Sosta per un momento e “senti” come ti senti, osserva quali sono i tuoi pensieri, i tuoi desideri. Osserva dove si posa la tua attenzione. Senti chi, nel frattempo, stai diventando. Ecco: quello è il potere del contesto.
La pandemia, il riscaldamento globale (per nominare due ambiti che stanno condizionando e condizioneranno in maniera rilevante le nostre vite) sono forse il frutto della nostra navigazione collettiva e inconsapevole dentro a contesti che ci hanno portato fino a qui.
Continuando a navigare dentro agli stessi contesti, negli stessi modi, con gli stessi pensieri, gli stessi comportamenti, non faremo altro che dare ulteriore energia a quei contesti, amplificandone gli impatti, rendendoli de-generativi. Facendo così, non è che non cambierà nulla: cambierà solo in peggio. I nostri comportamenti, le nostre relazioni non muteranno di molto se non avremo il coraggio di trasformare i contesti nei quali avvengono.
E’ un paradosso, ma, come qualcuno dice, “non abbiamo tempo di avere fretta”. E quindi possiamo fermarci, sostare. Vedere che il nostro contesto è limitato, non è sufficiente.
Per vedere qualcosa in più abbiamo bisogno di aprirci ad altri contesti, connetterci con altre vite, lasciarci contaminare e arricchire da altre prospettive, ampliare, espandere i nostri contesti, andare oltre la nostra consueta capacità di vedere e quindi di descrivere, di raccontare.
Ciò che consente di mettere in connessione contesti differenti non sono solo informazioni numeriche, misurabili, oggettive. Sono anche dati di altra natura: i sensi, le emozioni, le intuizioni, le connessioni di mezze idee, le immagini, le evocazioni, le risonanze o dissonanze, i segnali percettibili o sottili che i nostri sistemi umani di “acquisizione dati” (individuali e collettivi) sono in grado di raccogliere e registrare.
Sono quelli che Nora Bateson ha definito Warm Data (per dare completezza a “Big Data”).
Il paradosso della complessità e della interconnessione è che per conoscere non serve capire.

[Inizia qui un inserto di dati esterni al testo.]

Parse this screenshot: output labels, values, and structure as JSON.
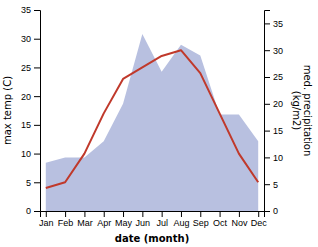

Semplificare la complessità per capirla, significa ridurla a qualcosa di comprensibile (com-prendere, cioè afferrare, incatenare, tenere in pugno): è una tentazione sensata, ma non credo ci aiuti a venir fuori dal pantano. Per navigare nella complessità e nell’interconnessione, se vogliamo essere in grado di vederci meglio, può essere utile farci domande, anziché darci risposte, aggiungere nuovi contesti anziché semplificare i contesti in cui ci troviamo, arricchire la visione di connessioni: in una conversazione su un tema, possiamo ad esempio ampliare il contesto facendo collegamenti ad altri contesti e osservare che cosa emerge di nuovo, come si arricchisce ed evolve la conversazione, come evolviamo noi e come evolve la relazione con i nostri interlocutori. Quali Warm Data emergono e possiamo raccogliere.
Smontare le storie che ci siamo raccontati finora (credendo che fossero le uniche possibili e dando loro il nome di “realtà”, persino di “verità”) e provare a raccontare storie nuove. Completamente nuove.
Raccontare storie individuali e storie collettive. Ascoltare. Ascoltare di più.
Per cogliere Warm Data abbiamo bisogno di potenziare le nostre capacità di ascolto. Scoprire quale valore nuovo possono avere le parole che usiamo e che ascoltiamo, se le scegliamo con cura, le lasciamo andare i profondità, le lasciamo viaggiare come onde intenzionali, dentro e fuori di noi.
Creando nuovi contesti, significati e storie, anziché accontentarci di quelli che ci illudiamo di conoscere.
Con una domanda e un paradosso, che mi pare utile sottolineare.
La domanda: che cosa c’è di davvero essenziale qui per poter iniziare a scegliere di liberarci di ciò che essenziale non è?
Il paradosso: intuire l’essenziale mentre scopriamo che, sempre, anche altro lo arricchisce.